Sicher, es gibt immer die Gefahr, dass man sich zu rasch zurücklehnt. Dass man zu rasch einverstanden ist mit seinen vermeintlichen Schwächen. Möglicherweise macht man durch die Berufung auf die Selbstbeschränkung aus einer Not eine Tugend. Allerdings ist das besser, als aus einer Not eine andere zu machen. Wie jener Mensch, der an der Unfrei-heit leidet, weder Flügel noch Schwimmhäute zu haben, und der daher an den Gestaden des Meeres oder im Hochge-birge stehenbleibt, sich vor Sehnsucht nach den nicht vorhandenen Fähigkeiten verzehrt und darüber immer kläglicher wird.

Wenn ich es mir richtig überlege: es ist doch ein schöner Vorgang, die Not in eine Tugend zu verwandeln! Sonst wären weder Flugzeuge noch U-Boote erfunden worden. Entscheidend sind die Schlussfolgerungen. Ein Mensch, der akzeptiert, nicht wie ein Adler fliegen und nicht wie ein Wal schwimmen zu können, macht aus dieser naturgegebenen Einschränkung – man mag das Not nennen – dann eine Tugend, wenn er sich auf das konzentriert, was er sein kann: nämlich ein ingeniöser Erfinder von Maschinen und Vorrichtungen. Nur der Mensch nutzt seine Freiheit, der im Hochgebirge dem Adler zwar sehnsüchtig nachschaut, dann aber zurück ins Tal geht, dort unten eine Flugmaschine konstruiert, um später wieder auf einen Gipfel zu stapfen und zu versuchen, wie weit er mit ihr kommt. Wobei mir der Mensch am sympathischsten wäre, der nicht gleich den höchsten Gipfel für den Jungfernflug wählte. Denn die Wahl eines niedrigeren Berges würde bedeuten, dass er seine Freiheit mit Geschick und Klugheit verwaltet.

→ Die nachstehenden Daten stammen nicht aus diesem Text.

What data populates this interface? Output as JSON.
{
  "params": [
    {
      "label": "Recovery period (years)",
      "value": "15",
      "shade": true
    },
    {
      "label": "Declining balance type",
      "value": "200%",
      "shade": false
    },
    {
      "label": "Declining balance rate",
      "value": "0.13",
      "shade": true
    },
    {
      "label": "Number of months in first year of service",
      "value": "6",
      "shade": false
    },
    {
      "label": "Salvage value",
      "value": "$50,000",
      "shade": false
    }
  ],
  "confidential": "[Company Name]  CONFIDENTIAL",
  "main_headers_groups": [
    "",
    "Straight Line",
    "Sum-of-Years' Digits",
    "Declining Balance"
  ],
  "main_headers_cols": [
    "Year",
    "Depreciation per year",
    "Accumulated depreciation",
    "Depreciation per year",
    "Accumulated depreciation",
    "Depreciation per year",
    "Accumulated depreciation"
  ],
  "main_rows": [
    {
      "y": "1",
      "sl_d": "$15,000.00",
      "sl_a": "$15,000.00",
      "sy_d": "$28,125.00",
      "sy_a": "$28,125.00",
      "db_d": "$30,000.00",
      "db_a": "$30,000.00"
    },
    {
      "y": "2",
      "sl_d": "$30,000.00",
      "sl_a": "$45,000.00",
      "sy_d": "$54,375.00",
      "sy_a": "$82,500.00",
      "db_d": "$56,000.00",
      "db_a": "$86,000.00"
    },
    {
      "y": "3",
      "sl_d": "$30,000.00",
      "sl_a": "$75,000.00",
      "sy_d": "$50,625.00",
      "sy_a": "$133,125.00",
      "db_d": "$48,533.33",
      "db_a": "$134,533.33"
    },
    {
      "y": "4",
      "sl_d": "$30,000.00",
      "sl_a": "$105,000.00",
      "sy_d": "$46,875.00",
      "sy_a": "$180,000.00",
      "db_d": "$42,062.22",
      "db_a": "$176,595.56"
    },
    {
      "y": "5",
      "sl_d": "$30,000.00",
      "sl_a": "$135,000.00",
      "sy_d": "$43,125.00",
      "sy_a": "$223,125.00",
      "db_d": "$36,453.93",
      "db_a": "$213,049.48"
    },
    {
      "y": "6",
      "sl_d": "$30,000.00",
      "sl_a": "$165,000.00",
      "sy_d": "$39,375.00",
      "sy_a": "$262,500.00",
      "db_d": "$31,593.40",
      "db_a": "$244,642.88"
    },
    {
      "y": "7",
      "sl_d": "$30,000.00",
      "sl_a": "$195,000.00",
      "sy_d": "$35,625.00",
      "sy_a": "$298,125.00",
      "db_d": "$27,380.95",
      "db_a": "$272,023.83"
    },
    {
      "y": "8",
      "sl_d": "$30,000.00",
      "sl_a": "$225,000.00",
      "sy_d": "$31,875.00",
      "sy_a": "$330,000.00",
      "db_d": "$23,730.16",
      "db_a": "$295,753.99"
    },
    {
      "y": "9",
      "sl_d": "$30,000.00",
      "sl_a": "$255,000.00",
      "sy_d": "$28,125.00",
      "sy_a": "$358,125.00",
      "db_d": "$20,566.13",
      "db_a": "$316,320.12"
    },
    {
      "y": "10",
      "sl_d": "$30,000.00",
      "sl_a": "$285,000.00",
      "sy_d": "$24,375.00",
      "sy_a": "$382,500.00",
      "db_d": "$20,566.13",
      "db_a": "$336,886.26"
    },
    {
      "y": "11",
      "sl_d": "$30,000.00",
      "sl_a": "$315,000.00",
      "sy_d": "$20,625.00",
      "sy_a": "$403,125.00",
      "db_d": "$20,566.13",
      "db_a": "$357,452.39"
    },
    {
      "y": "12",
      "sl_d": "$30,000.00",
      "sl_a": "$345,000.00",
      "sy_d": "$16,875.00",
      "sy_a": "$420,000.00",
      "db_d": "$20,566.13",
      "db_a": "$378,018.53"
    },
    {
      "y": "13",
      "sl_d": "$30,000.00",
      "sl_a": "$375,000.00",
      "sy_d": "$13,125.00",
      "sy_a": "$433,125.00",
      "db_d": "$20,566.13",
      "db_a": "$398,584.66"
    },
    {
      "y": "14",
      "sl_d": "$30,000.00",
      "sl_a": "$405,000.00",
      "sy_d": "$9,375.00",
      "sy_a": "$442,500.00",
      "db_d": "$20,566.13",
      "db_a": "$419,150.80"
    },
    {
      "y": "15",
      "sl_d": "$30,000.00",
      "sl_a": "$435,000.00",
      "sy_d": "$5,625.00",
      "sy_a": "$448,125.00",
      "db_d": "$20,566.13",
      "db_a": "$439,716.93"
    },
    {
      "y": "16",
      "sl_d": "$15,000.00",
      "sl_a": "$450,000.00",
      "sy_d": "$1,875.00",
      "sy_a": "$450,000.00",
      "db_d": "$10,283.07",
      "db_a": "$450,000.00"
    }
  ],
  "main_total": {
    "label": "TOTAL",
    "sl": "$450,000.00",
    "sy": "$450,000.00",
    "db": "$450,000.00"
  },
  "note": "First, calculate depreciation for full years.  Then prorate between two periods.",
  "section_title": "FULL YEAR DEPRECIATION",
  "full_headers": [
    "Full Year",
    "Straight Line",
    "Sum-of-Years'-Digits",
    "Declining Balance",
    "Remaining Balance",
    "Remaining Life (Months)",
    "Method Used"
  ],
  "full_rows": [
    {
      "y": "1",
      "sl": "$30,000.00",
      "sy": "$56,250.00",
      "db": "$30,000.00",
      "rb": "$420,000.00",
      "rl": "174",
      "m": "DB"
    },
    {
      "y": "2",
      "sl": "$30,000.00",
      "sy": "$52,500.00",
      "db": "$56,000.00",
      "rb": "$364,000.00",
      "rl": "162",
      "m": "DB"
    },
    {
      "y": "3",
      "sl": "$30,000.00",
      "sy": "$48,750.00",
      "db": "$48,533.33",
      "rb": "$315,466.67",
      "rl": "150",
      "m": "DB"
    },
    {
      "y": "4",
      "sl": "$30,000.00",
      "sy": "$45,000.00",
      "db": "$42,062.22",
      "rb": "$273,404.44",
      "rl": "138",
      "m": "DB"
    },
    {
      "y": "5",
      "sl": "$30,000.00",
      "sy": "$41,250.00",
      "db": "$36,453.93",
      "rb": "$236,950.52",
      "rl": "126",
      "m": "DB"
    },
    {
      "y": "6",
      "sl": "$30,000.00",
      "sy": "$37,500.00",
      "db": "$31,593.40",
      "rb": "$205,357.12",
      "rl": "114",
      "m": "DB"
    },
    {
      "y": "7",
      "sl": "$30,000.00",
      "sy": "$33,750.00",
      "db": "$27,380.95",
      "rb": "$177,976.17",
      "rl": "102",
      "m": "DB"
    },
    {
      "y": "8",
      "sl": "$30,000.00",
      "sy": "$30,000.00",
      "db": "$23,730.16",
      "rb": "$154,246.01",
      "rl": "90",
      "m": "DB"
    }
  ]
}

Lernen heisst, erst einmal von einer kleinen Kuppe zu springen. Um damit ein Gefühl für die Schwere der eigenen Existenz zu bekommen. Auch den Lernprozess würde ich als Freiheitsprozess sehen. Denn wer zu lernen bereit ist, hat vorher seine Unfähigkeit auf einem Gebiet erkannt und akzeptiert. Ich komme etwa gerade von einer mühsamen Sit-zung mit Mathematikern, Physikern und Ingenieuren, die ständig die kompliziertesten Energiebilanzen ausrechnen. Die sind Adler in ihrem Gebiet. Ich habe dort, wie so oft, mein eigenes Nichtwissen erlebt und vorgeführt bekommen. Das gehört zu meiner Arbeit als Reporter. Doch empfinde ich mein Nichtwissen nicht als Freiheitsbeschränkung. Ich kann ja fragen, immer wieder nachfragen. Ich habe die Freiheit zu lernen, weil ich erkannt und akzeptiert habe, was ich nicht kann. So gesehen, gilt das Zitat von Helvétius für viele Gebiete.

Dädalus verschaffte sich Freiheit, indem er sich Flügel baute und von Kreta floh, wo ihn König Minos festgehalten hatte. Die Flucht gelang ihm, weil er seine Fähigkeiten als Ingenieur einsetzte. Sicher, er scheiterte tragisch, weil er bei der Flucht seinen Sohn Ikarus verlor. Es lässt sich erahnen, dass Dädalus der Ingenieur nicht mehr glücklich wird, weil Dädalus der Vater zutiefst am Boden zerstört ist. Sein Sohn hatte das gefährliche Zuviel an Freiheit nicht erkannt, er hatte nicht Mass gehalten: im Mythos kommt Ikarus der Sonne zu nahe, weil er dem klugen Rat seines Vaters nicht folgte. Er stürzte auf der Flucht ab, weil er sich nicht selbst beschränkte.

Die richtige Flughöhe zu finden, darin liegt die Freiheit.»

RALF HOPPE, geboren 1959, ist Redaktor beim Magazin «Spiegel».